The area where the agents were injured is a dusty stretch of highway about 100 miles east of El Paso.
It is part of Customs and Border Protection’s vast Big Bend Sector, which covers 135,000 square miles in Texas and Oklahoma and 510 miles of river border. The sector’s Van Horn Station, near where Martinez died, covers 15 miles of the Mexico border.
The Big Bend Sector accounted for 1 percent of the roughly 61,000 apprehensions Border Patrol agents made along Texas’s southwest border between fall 2016 and spring 2017, as the Associated Press reported.

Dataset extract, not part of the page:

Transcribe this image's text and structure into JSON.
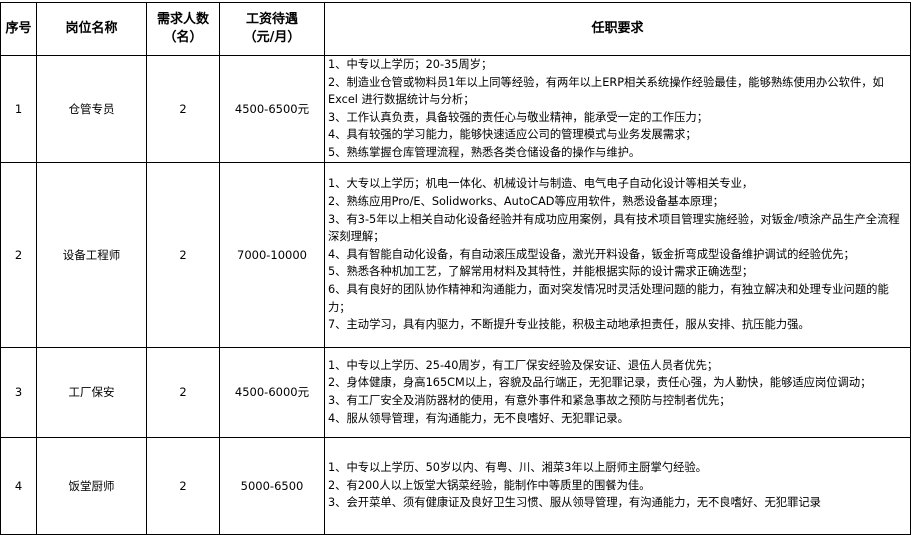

Local media photos from the scene showed Border Patrol trucks and about a dozen other unmarked vehicles parked along the side of the road, and a group of law enforcement agents huddled together.
Thirty-eight Customs and Border Protection agents have died in the line of duty since 2003, according to the agency’s memorial page.
Before Martinez, the only other agent to die in 2017 was Isaac Morales, who was stabbed in a bar parking lot in El Paso. Three agents died in 2016, two of them in car accidents, one of a heart attack while on bike patrol.
[Washington Post]
Reality
Trump had jumped to conclusions without available evidence, fanning the flames of racism by blaming Mexicans when we don’t know what happened yet.
For example, in Culberson County, where the two officers were injured, the local sheriff painted a different picture, suggesting to the Dallas Morning News that investigators are considering the possibility that the agents fell into the culvert in a nighttime accident.
“The evidence is not obvious as to what happened out there,” Sheriff Oscar Carrillo told the paper.